When you attended college, you were able to choose some of your courses, and sometimes you were fortunate enough to have a great professor. Maybe you took all of her courses. But you probably took the course that allowed you to graduate with a degree in whatever it was you studied.

As an adult, your learning and your professional development is your responsibility, and the decisions as to what you will study, what you will learn, and whom you will learn from are all decisions that belong to you alone. And, they are no longer made based on your proximity to the teacher or the source.

Your Personal and Professional Development is Not Your Company’s Job

It is nice that your company provides and pays for some of your training and development. Without being critical, this is very much like your parents choosing where you will be educated and your college choosing what you will be required to learn. It’s a little paternalistic. Maybe it addresses all of the areas that you need to develop to gain real mastery in your field, in our case here, sales.

But your personal development, your growth, and your continuing education is not your company’s responsibility; it is your responsibility. If you would learn and perform at the highest level, if you seek greater mastery, you have to own the responsibility of your own development.

You Make Your Own Choices

It is simply wrong to let your company (or anyone else) dictate your professional development, your growth, and your continuing education. At some level they have your best interests at heart. Even if they care deeply about you as an employee and as a person and provide you with training and educational opportunities, it isn’t at all the same as you taking responsibility for your own growth.

If you spend any time at all reflecting on your own strengths, your own weaknesses, and your own intellectual interests, you know more than anyone what skills and attributes you need to develop. You also know where your interests lie. You know what you want for your future. And you have the vision of your bigger self.

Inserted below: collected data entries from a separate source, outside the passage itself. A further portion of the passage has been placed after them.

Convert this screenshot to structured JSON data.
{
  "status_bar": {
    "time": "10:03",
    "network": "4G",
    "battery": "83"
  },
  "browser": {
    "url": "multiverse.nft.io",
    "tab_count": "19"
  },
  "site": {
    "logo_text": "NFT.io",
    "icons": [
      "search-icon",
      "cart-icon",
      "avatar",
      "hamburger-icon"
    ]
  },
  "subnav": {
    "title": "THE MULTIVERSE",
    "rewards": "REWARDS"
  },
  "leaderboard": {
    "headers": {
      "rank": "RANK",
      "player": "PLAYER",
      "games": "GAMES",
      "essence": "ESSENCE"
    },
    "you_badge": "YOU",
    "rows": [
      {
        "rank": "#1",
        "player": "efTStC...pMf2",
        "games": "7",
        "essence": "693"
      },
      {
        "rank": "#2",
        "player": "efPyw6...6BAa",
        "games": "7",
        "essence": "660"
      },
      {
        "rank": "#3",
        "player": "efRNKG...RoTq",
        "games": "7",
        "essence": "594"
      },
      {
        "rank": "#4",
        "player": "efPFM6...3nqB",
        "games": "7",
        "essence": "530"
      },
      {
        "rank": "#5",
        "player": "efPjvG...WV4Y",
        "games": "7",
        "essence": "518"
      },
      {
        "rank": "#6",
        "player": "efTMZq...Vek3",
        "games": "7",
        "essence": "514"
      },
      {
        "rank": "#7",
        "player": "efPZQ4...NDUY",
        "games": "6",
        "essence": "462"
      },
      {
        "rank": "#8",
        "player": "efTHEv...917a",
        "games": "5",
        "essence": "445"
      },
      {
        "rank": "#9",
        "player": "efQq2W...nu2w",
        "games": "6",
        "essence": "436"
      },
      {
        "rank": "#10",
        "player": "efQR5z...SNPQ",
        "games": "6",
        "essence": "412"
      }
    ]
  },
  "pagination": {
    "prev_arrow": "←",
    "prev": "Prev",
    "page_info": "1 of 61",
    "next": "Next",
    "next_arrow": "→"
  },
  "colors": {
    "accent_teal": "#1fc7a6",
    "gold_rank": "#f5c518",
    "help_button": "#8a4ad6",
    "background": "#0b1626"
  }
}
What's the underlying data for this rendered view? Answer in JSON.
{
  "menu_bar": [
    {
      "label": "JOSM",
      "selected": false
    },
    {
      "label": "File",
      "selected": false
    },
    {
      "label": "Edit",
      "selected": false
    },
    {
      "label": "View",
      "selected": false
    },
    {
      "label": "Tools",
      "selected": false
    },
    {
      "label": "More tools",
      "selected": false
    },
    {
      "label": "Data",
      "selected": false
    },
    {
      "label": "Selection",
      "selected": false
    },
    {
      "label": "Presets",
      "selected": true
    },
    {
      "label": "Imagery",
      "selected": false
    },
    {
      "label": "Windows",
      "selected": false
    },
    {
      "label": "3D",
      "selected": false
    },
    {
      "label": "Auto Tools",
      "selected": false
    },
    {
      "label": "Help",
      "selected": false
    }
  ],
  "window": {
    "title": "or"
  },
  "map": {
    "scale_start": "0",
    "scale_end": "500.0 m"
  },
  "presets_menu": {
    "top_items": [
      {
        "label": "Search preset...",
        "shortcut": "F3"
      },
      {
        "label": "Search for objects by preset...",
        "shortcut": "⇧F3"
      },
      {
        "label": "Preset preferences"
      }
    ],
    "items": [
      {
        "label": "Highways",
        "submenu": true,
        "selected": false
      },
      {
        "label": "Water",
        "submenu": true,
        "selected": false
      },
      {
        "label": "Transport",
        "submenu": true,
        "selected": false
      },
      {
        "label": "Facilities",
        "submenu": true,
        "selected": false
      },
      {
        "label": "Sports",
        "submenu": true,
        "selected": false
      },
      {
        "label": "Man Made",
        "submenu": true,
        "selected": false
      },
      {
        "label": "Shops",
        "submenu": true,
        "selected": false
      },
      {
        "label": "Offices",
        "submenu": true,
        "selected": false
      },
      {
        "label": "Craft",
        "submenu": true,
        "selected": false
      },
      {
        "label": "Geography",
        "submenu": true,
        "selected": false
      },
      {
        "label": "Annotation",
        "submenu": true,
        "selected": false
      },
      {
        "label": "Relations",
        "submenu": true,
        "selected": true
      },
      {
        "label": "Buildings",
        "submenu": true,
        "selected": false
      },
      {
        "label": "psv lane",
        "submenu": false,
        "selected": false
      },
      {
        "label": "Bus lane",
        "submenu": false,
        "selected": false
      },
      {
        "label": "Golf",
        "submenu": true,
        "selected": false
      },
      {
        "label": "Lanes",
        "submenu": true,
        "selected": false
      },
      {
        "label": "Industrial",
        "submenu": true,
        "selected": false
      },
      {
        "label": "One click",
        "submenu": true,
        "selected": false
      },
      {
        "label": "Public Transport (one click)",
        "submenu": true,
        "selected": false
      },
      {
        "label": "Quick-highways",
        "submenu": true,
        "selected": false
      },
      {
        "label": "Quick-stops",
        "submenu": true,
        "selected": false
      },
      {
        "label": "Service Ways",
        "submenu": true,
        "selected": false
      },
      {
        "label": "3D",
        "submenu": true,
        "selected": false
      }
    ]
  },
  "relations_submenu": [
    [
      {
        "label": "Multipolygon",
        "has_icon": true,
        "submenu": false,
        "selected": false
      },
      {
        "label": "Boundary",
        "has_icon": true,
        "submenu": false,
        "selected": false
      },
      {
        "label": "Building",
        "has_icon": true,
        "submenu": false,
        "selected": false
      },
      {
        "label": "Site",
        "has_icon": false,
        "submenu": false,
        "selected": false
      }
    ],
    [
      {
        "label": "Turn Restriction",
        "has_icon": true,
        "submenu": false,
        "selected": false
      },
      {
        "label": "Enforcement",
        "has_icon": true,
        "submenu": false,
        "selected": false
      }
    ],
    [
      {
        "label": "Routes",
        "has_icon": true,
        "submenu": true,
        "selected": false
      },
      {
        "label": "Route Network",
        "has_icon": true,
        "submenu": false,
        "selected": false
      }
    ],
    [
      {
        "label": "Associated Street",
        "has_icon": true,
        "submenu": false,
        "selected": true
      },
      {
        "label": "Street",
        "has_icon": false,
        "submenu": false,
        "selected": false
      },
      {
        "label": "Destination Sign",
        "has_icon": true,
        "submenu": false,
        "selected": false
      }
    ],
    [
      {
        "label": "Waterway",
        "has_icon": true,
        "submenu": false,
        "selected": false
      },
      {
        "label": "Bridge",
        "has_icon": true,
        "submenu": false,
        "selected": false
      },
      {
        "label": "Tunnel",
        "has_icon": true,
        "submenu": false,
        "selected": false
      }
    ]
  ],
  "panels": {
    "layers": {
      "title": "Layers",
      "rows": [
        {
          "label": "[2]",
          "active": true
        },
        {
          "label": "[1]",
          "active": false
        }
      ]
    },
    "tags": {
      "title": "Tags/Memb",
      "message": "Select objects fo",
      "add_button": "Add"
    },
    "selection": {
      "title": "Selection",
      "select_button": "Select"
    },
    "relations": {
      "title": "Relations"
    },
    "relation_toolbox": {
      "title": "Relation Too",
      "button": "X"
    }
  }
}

If this economic downturn has taught us any lesson at all it is that you are responsible for yourself, first and foremost. Your company may not be in a position to help you later. You, on the other hand, must be.

Your Choices

Choose your own course of study. Choose your teachers. Choose the material. Choose the books, the websites, or the local college courses. You choose whom you will study with, and whether or not they are the teacher you can best learn from.

All of these choices are now yours, and yours alone. Or at least they should be. Don’t let your personal and professional development, especially your development as a professional salesperson, become the responsibility of someone else. It isn’t their job, and, like your parents, the reasons they have chosen your teachers and your course of study may not be giving you what is best for you.

Conclusion

To excel in sales (or anything else) requires the lifelong pursuit of mastery. Your personal and professional development is your responsibility. If you would be great, you will take responsibility for your development and not wait for you company to do something for you—or to you.

Questions

  1. Who is responsible for your personal and your professional development?

  2. Who is primarily responsible for developing your skills, your attributes, and your abilities as a salesperson? Why?

  3. Why is it necessary for you to make your own developmental choices? Why should you choose your own course of study?

  4. If you agree that it is your right and your responsibility, what prevents you from developing a real, concrete course of study and taking daily action on it?

  5. Would you rather have some one tell you what you have to know? Why not?